Pour rappel le nombre moyen de jours ouvrés d'un mois a été calculé par le produit du nombre de jours ouvrés de la semaine et de la division du nombre légal d'heures de travail d'un mois (151.67 h) par le nombre légal d’heures hebdomadaires (35h) soit : (151.67 / 35) x 5 = 21.67

La rémunération mensuelle brute de base sera celle identifiée sur le bulletin de salaire du mois précédent la date de la demande d’alimentation.

Exemple : un collaborateur, dont le salaire fixe de base est de 2.000 euros bruts par mois, décide de verser sur son CET une somme de 500 euros bruts.

N = 21,666
S = 500
SM = 2000

Ce versement donnera donc lieu à l’octroi de :

21.67 x (500/ 2000) = 5,417


Soit 5,5 jours ouvrés (arrondi au demi supérieur) à porter au CET du salarié.
Article 6 – Abondements de l'Association « Ecole de Management de Normandie »
L’EM Normandie abonde de XXX% le CET du salarié :

  • Qui totalise au moins XX jours d’épargne-temps ;
ET

  • Qui l’utilise pour un congé d’au moins XX jours consécutifs, quelle que soit l’alimentation de son CET et le motif du congé.

Article 7 – Utilisation du Compte Épargne-Temps
7.1 – Utilisation du Compte Épargne-Temps dans le cadre d’absences
Le CET peut servir à financer les congés suivants :
  • Congé sabbatique ;
  • Congé pour création ou reprise d’entreprise ;
  • Congé pour un projet de transition professionnelle ;
  • Congé parental d’éducation ;
  • Congé de présence parentale ;
  • Congé de proche aidant ;
  • Congé de solidarité familiale ;
  • Congé pour solidarité internationale ;
  • Congé pour convenances personnelles, soumis à l’accord conjoint du supérieur hiérarchique et de la Direction des ressources humaines (comprenant les absences autorisées durant la période suivant le terme du congé maternité ou paternité) ;
  • Congé précédant immédiatement un départ à la retraite.

Il est rappelé que la possibilité pour un salarié d’utiliser son CET pour l’un des congés précités ne lui donne pas automatiquement le droit à bénéficier d’un tel congé.
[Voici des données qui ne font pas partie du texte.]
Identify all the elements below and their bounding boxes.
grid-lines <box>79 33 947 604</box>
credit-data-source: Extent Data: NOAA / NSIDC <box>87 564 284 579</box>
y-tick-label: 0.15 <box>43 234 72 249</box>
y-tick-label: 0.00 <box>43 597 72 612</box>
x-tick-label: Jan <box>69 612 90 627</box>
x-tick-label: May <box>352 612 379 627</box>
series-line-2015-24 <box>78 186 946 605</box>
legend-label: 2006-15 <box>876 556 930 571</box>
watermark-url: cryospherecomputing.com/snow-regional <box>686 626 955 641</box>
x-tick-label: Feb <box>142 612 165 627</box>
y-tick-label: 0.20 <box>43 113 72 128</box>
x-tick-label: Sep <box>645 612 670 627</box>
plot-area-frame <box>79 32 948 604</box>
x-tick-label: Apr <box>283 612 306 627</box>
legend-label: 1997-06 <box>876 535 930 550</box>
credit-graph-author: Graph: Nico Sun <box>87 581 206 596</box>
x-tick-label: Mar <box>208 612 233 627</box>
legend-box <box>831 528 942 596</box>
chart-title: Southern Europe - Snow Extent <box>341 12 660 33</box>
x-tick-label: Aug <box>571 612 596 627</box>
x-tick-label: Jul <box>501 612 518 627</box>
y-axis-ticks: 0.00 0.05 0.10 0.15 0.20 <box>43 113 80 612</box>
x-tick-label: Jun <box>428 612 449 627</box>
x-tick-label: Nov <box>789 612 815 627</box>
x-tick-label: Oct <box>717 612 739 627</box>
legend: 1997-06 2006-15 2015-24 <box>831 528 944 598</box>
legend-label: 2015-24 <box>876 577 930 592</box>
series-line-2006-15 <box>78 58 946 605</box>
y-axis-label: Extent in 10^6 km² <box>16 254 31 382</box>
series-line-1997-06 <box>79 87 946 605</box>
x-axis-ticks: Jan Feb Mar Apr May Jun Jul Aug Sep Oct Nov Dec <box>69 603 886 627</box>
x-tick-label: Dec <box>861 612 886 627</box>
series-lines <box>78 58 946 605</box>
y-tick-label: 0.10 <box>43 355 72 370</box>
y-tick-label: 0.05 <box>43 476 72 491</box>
Le salarié devra donc remplir les conditions requises pour le congé considéré et, le cas échéant, obtenir l’accord exprès préalable de la Direction des ressources humaines.
Ces congés doivent avoir une durée minimale de 1 mois (la prise de congés payés ne permet pas de déroger à la durée minimale d’absence au titre du CET, qui est de 1 mois), sauf pour le congé parental, le congé de proche aidant, le congé de solidarité familiale et le congé autorisé pour convenance personnelle durant la période suivant le terme du congé maternité ou paternité, dont la durée ne pourra être inférieure à 10 jours ouvrés.
Dans le cas d’un départ anticipé à la retraite ou dans le cadre de l’utilisation du dispositif du don de jours conformément aux dispositions de l’accord afférent du 1er octobre 2024 (en tant que donateur ou en tant que bénéficiaire d’un don), le salarié peut demander à faire usage de tout ou partie de son CET, quel que soit le nombre de jours acquis.
Le CET peut en outre être utilisé dans les situations suivantes :
  • Une période de formation en dehors du temps de travail, au titre de l’utilisation du Compte Personnel de Formation (CPF) par exemple ou pour tout autre dispositif effectué notamment dans le cadre des actions prévues à l’article L. 6321-6 et suivants du Code du travail ;

  • En cas de passage à temps partiel, pour compenser les heures non travaillées (en totalité ou en partie) par rapport à un temps complet (y compris dans le cadre de la mise en place d’un dispositif de retraite progressive) ;

  • Absence dans le cadre d’un déménagement :

  • Le CET peut être mobilisé dans le cadre du financement de périodes d’absences autorisées non payées dans le cadre d’un déménagement, jusqu’à 3 jours au maximum par salarié et par an. Ces journées d’absences non rémunérées permettent aux salariés de pouvoir s’absenter dans le cadre d’un déménagement personnel et seront financées par les droits acquis au sein du CET ;
  • Le salarié doit communiquer à la Direction des ressources humaines un justificatif d’absence pour pouvoir bénéficier de ces absences autorisées au motif d’un déménagement (bail, acte notarié, etc.)
  • Afin que la demande d’absence puisse être acceptée par son supérieur hiérarchique, il est nécessaire que le justificatif soit transmis avant le départ du salarié ;
  • Comme tout autre demande d’absence, le salarié peut se la voir refuser pour nécessité de service ;
  • Ces journées d’absences autorisées pourront être prises dans les 10 jours qui suivent ou précèdent le jour effectif de déménagement.
7.2 - Utilisation du Compte Épargne-Temps dans le cadre du don de jours
Les collaborateurs de l’association « Ecole de Management de Normandie » ont la possibilité de réaliser un don des jours épargnés sur leur CET dans les conditions prévues par les dispositions de l’accord du 1er octobre 2024 relatif au don de jours et conformément à l’article L.1225-65-1 du Code du travail.
Ainsi, le don de jours épargnés sur un CET est effectué par tout salarié remplissant les conditions visées à l’article 2.2 de l’accord précité, dans le cadre exclusif d’une campagne d’appel aux dons via un formulaire dédié mis à disposition sous l’Intranet, rubrique RH.
Les salariés peuvent ainsi renoncer aux jours transférés sur leur CET dans la limite de 5 jours par année civile.
7.3 - Utilisation du Compte Épargne-Temps en vue d’alimenter le Plan d’Épargne Retraite (PER)
Les jours affectés au CET peuvent être utilisés pour alimenter le Plan d’Épargne

Retraite (PER) de l’association « Ecole de Management de Normandie », dans la limite d’un plafond de 10 jours par an.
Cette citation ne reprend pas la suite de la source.